The current bill introducing electronic work diaries does not properly consider issues with how small breaches of the work and rest rules would be treated. Chris Melham, Australian Trucking Association CEO has stated the time tolerances used in planned EWD should be reviewed after two years.
This review is one of the recommendations in the ATA’s submission to the Queensland Infrastructure, Planning and Natural Resources Committee enquiry into the Heavy Vehicle National Law Amendment Bill 2015, the bill which will enable EWDs under the regulations.
“At present, the Heavy Vehicle National Law requires drivers of fatigue-regulated heavy vehicles to fill out written work diaries to record their work and rest hours,” said Melham. “The time periods in these written work diaries are required to be rounded to the nearest 15 minutes, and are hand-written by the driver.
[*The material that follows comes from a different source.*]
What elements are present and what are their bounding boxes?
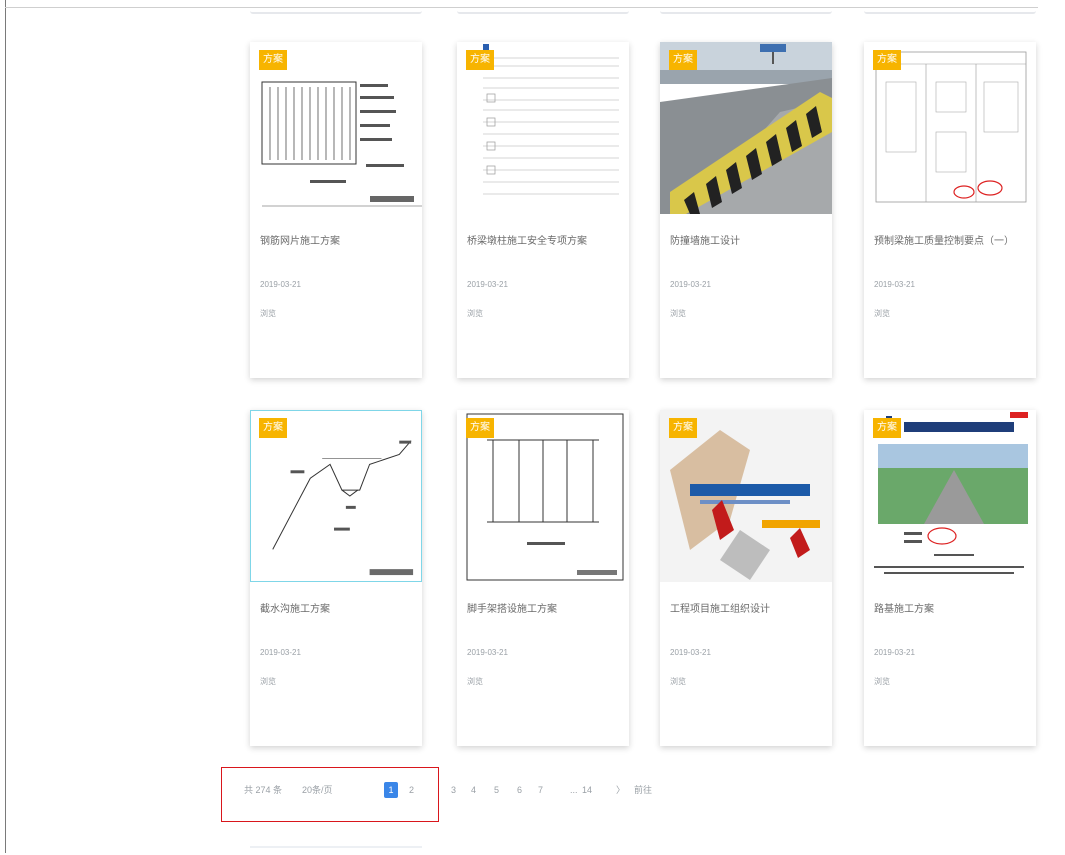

“The electronic diaries that would be approved under this bill would replace the need for written work diaries, potentially offering a considerable reduction in the red tape burden faced by operators and drivers. These systems would automatically round to the nearest one minute interval, with a maximum work time tolerance of eight minutes in a 24 hour period. There would be no tolerance for errors in rest times.
“The ATA believes these differences in the legislated work and rest limit tolerances would create a two-tiered regulatory system, with EWD users facing a significantly tighter regulatory regime than those using written work diaries. As a result, we expect that many operators and drivers would decide to continue using the written diaries, despite potential red tape savings.
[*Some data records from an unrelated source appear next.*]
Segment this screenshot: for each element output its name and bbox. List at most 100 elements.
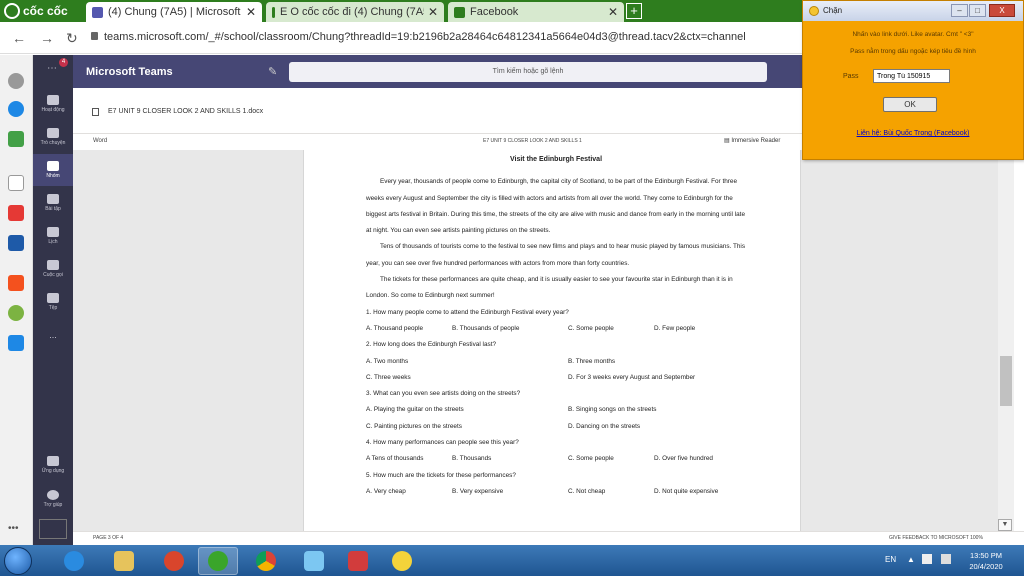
chat-icon xyxy=(47,128,59,138)
teams-people-icon xyxy=(47,161,59,171)
vertical-scrollbar[interactable] xyxy=(998,150,1014,531)
answer-option: B. Singing songs on the streets xyxy=(568,406,657,414)
word-status-bar: PAGE 3 OF 4 GIVE FEEDBACK TO MICROSOFT 1… xyxy=(73,531,1024,545)
taskbar-app[interactable] xyxy=(338,547,378,575)
facebook-icon[interactable] xyxy=(8,235,24,251)
ok-button[interactable]: OK xyxy=(883,97,937,112)
scrollbar-thumb[interactable] xyxy=(1000,356,1012,406)
taskbar-ccleaner[interactable] xyxy=(154,547,194,575)
tab-coccoc[interactable]: E O cốc cốc đi (4) Chung (7A5 ✕ xyxy=(266,2,444,22)
question: 3. What can you even see artists doing o… xyxy=(366,390,521,398)
rail-activity[interactable]: Hoạt động xyxy=(33,88,73,120)
rail-calls[interactable]: Cuộc gọi xyxy=(33,253,73,285)
dialog-app-icon xyxy=(809,6,819,16)
more-icon[interactable]: ••• xyxy=(8,523,19,534)
dialog-title: Chặn xyxy=(823,6,843,15)
taskbar-pikachu[interactable] xyxy=(382,547,422,575)
tab-teams[interactable]: (4) Chung (7A5) | Microsoft Te ✕ xyxy=(86,2,262,22)
rail-apps[interactable]: Ứng dụng xyxy=(33,449,73,481)
action-center-icon[interactable] xyxy=(922,554,932,564)
pass-input[interactable] xyxy=(873,69,950,83)
rail-help[interactable]: Trợ giúp xyxy=(33,483,73,515)
history-icon[interactable] xyxy=(8,73,24,89)
extension-icon[interactable] xyxy=(8,305,24,321)
reload-icon[interactable]: ↻ xyxy=(66,30,78,47)
immersive-reader-button[interactable]: ▤ Immersive Reader xyxy=(724,137,780,144)
answer-option: D. For 3 weeks every August and Septembe… xyxy=(568,373,696,381)
new-tab-button[interactable]: + xyxy=(626,3,642,19)
answer-option: D. Not quite expensive xyxy=(654,487,719,495)
document-icon xyxy=(92,108,99,116)
answer-options: A. Two months B. Three months xyxy=(366,354,746,370)
question-list: 1. How many people come to attend the Ed… xyxy=(366,305,746,501)
scroll-down-icon[interactable]: ▼ xyxy=(998,519,1012,531)
search-input[interactable]: Tìm kiếm hoặc gõ lệnh xyxy=(289,62,767,82)
tab-label: Facebook xyxy=(470,6,519,18)
add-icon[interactable] xyxy=(8,175,24,191)
word-label: Word xyxy=(93,138,108,144)
chrome-icon xyxy=(256,551,276,571)
answer-options: A. Thousand people B. Thousands of people… xyxy=(366,321,746,337)
tab-facebook[interactable]: Facebook ✕ xyxy=(448,2,624,22)
maximize-button[interactable]: □ xyxy=(969,4,986,17)
question: 5. How much are the tickets for these pe… xyxy=(366,471,516,479)
rail-chat[interactable]: Trò chuyện xyxy=(33,121,73,153)
clock-time: 13:50 PM xyxy=(969,551,1003,560)
sale-icon[interactable] xyxy=(8,335,24,351)
coccoc-logo-icon xyxy=(4,3,20,19)
taskbar-coccoc[interactable] xyxy=(198,547,238,575)
taskbar-screen[interactable] xyxy=(294,547,334,575)
answer-option: D. Over five hundred xyxy=(654,455,713,463)
close-icon[interactable]: ✕ xyxy=(428,5,438,19)
question: 1. How many people come to attend the Ed… xyxy=(366,308,569,316)
answer-options: C. Three weeks D. For 3 weeks every Augus… xyxy=(366,370,746,386)
minimize-button[interactable]: – xyxy=(951,4,968,17)
dialog-titlebar: Chặn – □ X xyxy=(803,1,1023,21)
document-body: Visit the Edinburgh Festival Every year,… xyxy=(366,150,746,531)
answer-option: A. Thousand people xyxy=(366,324,424,332)
taskbar-chrome[interactable] xyxy=(246,547,286,575)
ccleaner-icon xyxy=(164,551,184,571)
assignment-icon xyxy=(47,194,59,204)
youtube-icon[interactable] xyxy=(8,205,24,221)
messenger-icon[interactable] xyxy=(8,101,24,117)
help-icon xyxy=(47,490,59,500)
rail-assignments[interactable]: Bài tập xyxy=(33,187,73,219)
compose-icon[interactable]: ✎ xyxy=(268,65,277,78)
rail-calendar[interactable]: Lịch xyxy=(33,220,73,252)
feedback-link[interactable]: GIVE FEEDBACK TO MICROSOFT 100% xyxy=(889,535,983,541)
download-icon[interactable] xyxy=(39,519,67,539)
app-launcher-icon[interactable]: ⋯ xyxy=(47,63,57,74)
close-button[interactable]: X xyxy=(989,4,1015,17)
taskbar-explorer[interactable] xyxy=(104,547,144,575)
url-field[interactable]: teams.microsoft.com/_#/school/classroom/… xyxy=(104,31,746,43)
game-icon[interactable] xyxy=(8,131,24,147)
system-clock[interactable]: 13:50 PM 20/4/2020 xyxy=(956,550,1016,572)
contact-link[interactable]: Liên hệ: Bùi Quốc Trong (Facebook) xyxy=(803,130,1023,137)
rail-files[interactable]: Tệp xyxy=(33,286,73,318)
answer-option: C. Three weeks xyxy=(366,373,411,381)
language-indicator[interactable]: EN xyxy=(885,555,896,564)
dialog-hint: Pass nằm trong dấu ngoặc kép tiêu đề hìn… xyxy=(850,48,976,55)
forward-icon[interactable]: → xyxy=(40,30,54,46)
rail-more[interactable]: ... xyxy=(33,319,73,351)
taskbar-ie[interactable] xyxy=(54,547,94,575)
shopping-icon[interactable] xyxy=(8,275,24,291)
volume-icon[interactable] xyxy=(941,554,951,564)
close-icon[interactable]: ✕ xyxy=(246,5,256,19)
answer-option: D. Few people xyxy=(654,324,696,332)
back-icon[interactable]: ← xyxy=(12,30,26,46)
tab-label: E O cốc cốc đi (4) Chung (7A5 xyxy=(280,6,424,18)
folder-icon xyxy=(114,551,134,571)
answer-option: B. Very expensive xyxy=(452,487,504,495)
tray-expand-icon[interactable]: ▲ xyxy=(907,555,915,564)
rail-teams[interactable]: Nhóm xyxy=(33,154,73,186)
answer-options: A. Very cheap B. Very expensive C. Not che… xyxy=(366,484,746,500)
start-button[interactable] xyxy=(4,547,32,575)
close-icon[interactable]: ✕ xyxy=(608,5,618,19)
app-grid-icon xyxy=(348,551,368,571)
lock-icon xyxy=(91,32,98,40)
coccoc-logo[interactable]: cốc cốc xyxy=(4,2,68,20)
answer-option: B. Three months xyxy=(568,357,616,365)
block-dialog: Chặn – □ X Nhấn vào link dưới. Like avat… xyxy=(802,0,1024,160)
“Ideally, the bill and the Heavy Vehicle (Fatigue Management) National Regulation should be amended immediately to address the industry’s concerns. Alternatively, the NTC’s recommended two-year review of the tolerances should be locked in to the NTC work program and NHVR corporate plans now.”
The submission by the ATA uses a real-world work example to demonstrate the differences in the diary systems. In this example, a driver takes an early rest break to have a nap, but rests for 29 minutes, rather than thirty minutes. This minor error would disappear in a written work diary, as the driver would inevitably round the break up to half an hour. However, an EWD would record every minute of discrepancy. The driver would be exposed to a maximum penalty of $4,100 unless an extra 15 minute work break was taken. The submission also reiterates the ATA’s call for electronic work diary use to be on a voluntary basis only.
“Although EWDs could offer great advantages for some businesses, installing them would be an unnecessary cost for small operators or those who don’t currently fall under work diary requirements,” said Melham. “In the ATA’s view, the only situation where EWDs should be mandatory is where a court orders an operator to install them after convicting the operator of an offence.”